(340f) Quantum Molecular Sequencing: Unravelling Genomic Information One Molecule at a Time

Nagpal, P., University of Colorado Boulder
Health and medicine are personal for each individual, but most of the current diagnosis and treatments follow “one size fits all” approach. Recently there has been increasing awareness to remedy this, and several initiatives have been started towards personalized medicine, precision medicine, and others, to develop customized and tailored solutions. In this talk, I will address recent advances made in my group in developing Quantum Molecular Sequencing (QM-Seq) , a new nanoelectronic molecular spectroscopy technique that can provide a transformative solutions for detection, diagnosis and treatment of diseases. Particularly, my talk will focus on developing a new paradigm in molecular recognition and nanoelectronic spectroscopy that will provide useful and relevant genomic information for development of personalized medicine and represent a unified platform for multiomics: genomic, transcriptomic, epigenomic, and RNA structure.

Nanoelectronic DNA sequencing can provide an important alternative to sequencing-by-synthesis by reducing sample preparation time, cost, and complexity as a high-throughput next-generation technique with accurate single-molecule identification. However, sample noise and signature overlap continue to prevent high-resolution and accurate sequencing results. Probing the molecular orbitals of chemically distinct DNA nucleobases offers a path for facile sequence identification, but molecular entropy (from nucleotide conformations) makes such identification difficult when relying only on the energies of lowest-unoccupied and highest-occupied molecular orbitals (LUMO and HOMO). In this talk I will present recent results on Quantum Molecular Sequencing, which utilizes nanoelectronic spectroscopy to develop a molecular recognition technique, using new biophysical parameters are developed to better characterize molecular orbitals of individual nucleobases, intended for single-molecule DNA sequencing using quantum tunneling of charges. For this analysis, theoretical models for quantum tunneling are combined with transition voltage spectroscopy to obtain measurable parameters unique to the molecule within an electronic junction. Scanning tunneling spectroscopy is then used to measure these nine biophysical parameters for DNA nucleotides, and a modified machine learning algorithm identified nucleobases.
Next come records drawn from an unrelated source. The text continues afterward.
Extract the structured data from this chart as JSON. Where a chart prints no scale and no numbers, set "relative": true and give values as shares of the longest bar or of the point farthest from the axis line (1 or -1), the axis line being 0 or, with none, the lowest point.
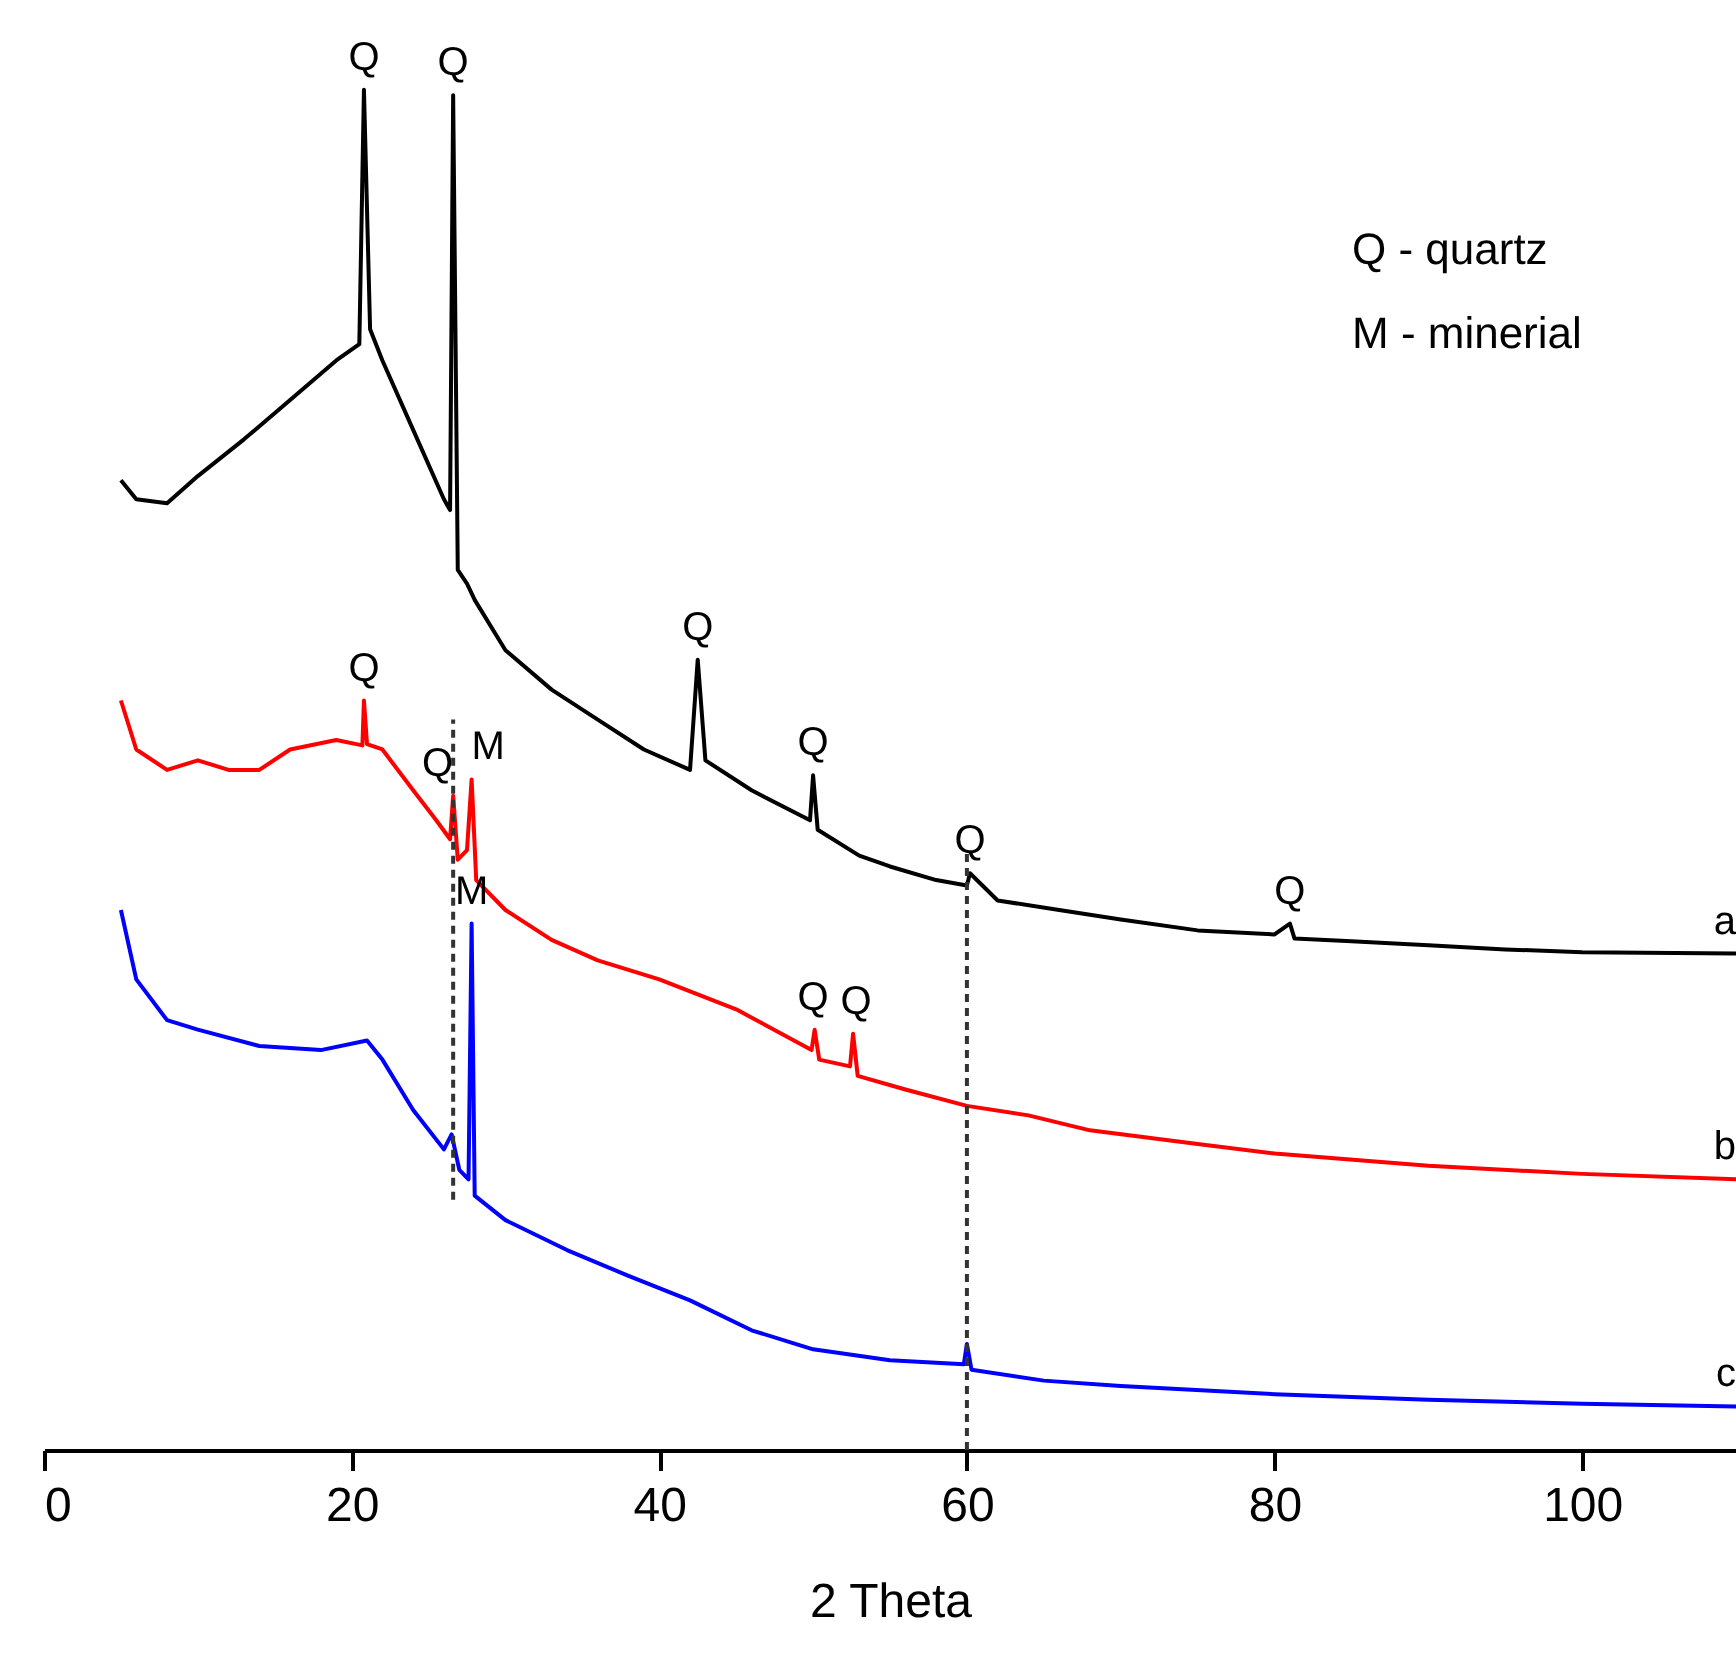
{
  "chart_data": {
    "type": "line",
    "relative": true,
    "xlabel": "2 Theta",
    "xlim": [
      0,
      110
    ],
    "xticks": [
      0,
      20,
      40,
      60,
      80,
      100
    ],
    "grid": false,
    "marker": "none",
    "line_style": "solid",
    "series": [
      {
        "color": "#000000",
        "x": [
          5,
          6,
          8,
          10,
          13,
          16,
          19,
          20.5,
          20.8,
          21.2,
          22,
          24,
          26,
          26.4,
          26.6,
          26.9,
          27.5,
          28,
          30,
          33,
          36,
          39,
          42,
          42.5,
          43,
          46,
          49.8,
          50,
          50.3,
          53,
          55,
          58,
          60,
          60.2,
          62,
          66,
          70,
          75,
          80,
          81,
          81.3,
          85,
          90,
          95,
          100,
          110
        ],
        "values": [
          0.713,
          0.699,
          0.696,
          0.716,
          0.743,
          0.772,
          0.801,
          0.813,
          1.0,
          0.824,
          0.801,
          0.75,
          0.699,
          0.691,
          0.996,
          0.647,
          0.637,
          0.625,
          0.588,
          0.559,
          0.537,
          0.515,
          0.5,
          0.581,
          0.507,
          0.485,
          0.463,
          0.496,
          0.456,
          0.437,
          0.429,
          0.419,
          0.415,
          0.424,
          0.404,
          0.397,
          0.39,
          0.382,
          0.379,
          0.387,
          0.376,
          0.374,
          0.371,
          0.368,
          0.366,
          0.365
        ]
      },
      {
        "color": "#ff0000",
        "x": [
          5,
          6,
          8,
          10,
          12,
          14,
          16,
          19,
          20.7,
          20.8,
          21,
          22,
          24,
          25.5,
          26.4,
          26.6,
          26.9,
          27.5,
          27.8,
          28.1,
          30,
          33,
          36,
          40,
          45,
          49.9,
          50.1,
          50.4,
          52.4,
          52.6,
          52.9,
          56,
          60,
          64,
          68,
          75,
          80,
          90,
          100,
          110
        ],
        "values": [
          0.551,
          0.515,
          0.5,
          0.507,
          0.5,
          0.5,
          0.515,
          0.522,
          0.518,
          0.551,
          0.519,
          0.515,
          0.485,
          0.463,
          0.449,
          0.481,
          0.434,
          0.441,
          0.493,
          0.419,
          0.397,
          0.375,
          0.36,
          0.346,
          0.324,
          0.294,
          0.309,
          0.287,
          0.282,
          0.306,
          0.275,
          0.265,
          0.253,
          0.246,
          0.235,
          0.225,
          0.218,
          0.209,
          0.203,
          0.199
        ]
      },
      {
        "color": "#0000ff",
        "x": [
          5,
          6,
          8,
          10,
          14,
          18,
          21,
          22,
          24,
          26,
          26.5,
          27,
          27.6,
          27.8,
          28,
          30,
          34,
          38,
          42,
          46,
          50,
          55,
          59.8,
          60,
          60.3,
          65,
          70,
          80,
          90,
          100,
          110
        ],
        "values": [
          0.397,
          0.346,
          0.316,
          0.309,
          0.297,
          0.294,
          0.301,
          0.287,
          0.25,
          0.221,
          0.232,
          0.206,
          0.199,
          0.387,
          0.187,
          0.169,
          0.147,
          0.128,
          0.11,
          0.088,
          0.074,
          0.066,
          0.063,
          0.078,
          0.059,
          0.051,
          0.047,
          0.041,
          0.037,
          0.034,
          0.032
        ]
      },
      {
        "color": "#333333",
        "line_style": "dashed",
        "x": [
          26.6,
          26.6
        ],
        "values": [
          0.184,
          0.537
        ]
      },
      {
        "color": "#333333",
        "line_style": "dashed",
        "x": [
          60,
          60
        ],
        "values": [
          0,
          0.441
        ]
      }
    ],
    "annotations": [
      {
        "text": "Q",
        "x": 20.8,
        "y": 1.0
      },
      {
        "text": "Q",
        "x": 26.6,
        "y": 0.996
      },
      {
        "text": "Q",
        "x": 42.5,
        "y": 0.581
      },
      {
        "text": "Q",
        "x": 50,
        "y": 0.496
      },
      {
        "text": "Q",
        "x": 60.2,
        "y": 0.424
      },
      {
        "text": "Q",
        "x": 81,
        "y": 0.387
      },
      {
        "text": "Q",
        "x": 20.8,
        "y": 0.551
      },
      {
        "text": "Q",
        "x": 26.6,
        "y": 0.481
      },
      {
        "text": "M",
        "x": 27.8,
        "y": 0.493
      },
      {
        "text": "Q",
        "x": 50,
        "y": 0.309
      },
      {
        "text": "Q",
        "x": 52.8,
        "y": 0.306
      },
      {
        "text": "M",
        "x": 27.8,
        "y": 0.387
      },
      {
        "text": "a",
        "x": 110,
        "y": 0.365
      },
      {
        "text": "b",
        "x": 110,
        "y": 0.199
      },
      {
        "text": "c",
        "x": 110,
        "y": 0.032
      },
      "Q - quartz",
      "M - minerial"
    ]
  }
}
The new parameters significantly improve base calling over merely using LUMO and HOMO frontier orbital energies. Furthermore, high accuracies for identifying DNA nucleobases were observed at different pH conditions. Besides better characterization of molecular orbitals using the new biophysical parameters and specific biochemical conditions, Quantum Molecular Sequencing combines new algorithms and customized machine learning techniques for sequencing single-molecule DNA, RNA, epigenetic modifications, and RNA structure, using a simple comparison of QM-Seq electronic spectra with a library of respective signatures without any prior expectation. These results have significant implications for developing a robust and accurate high-throughput multiomics technique.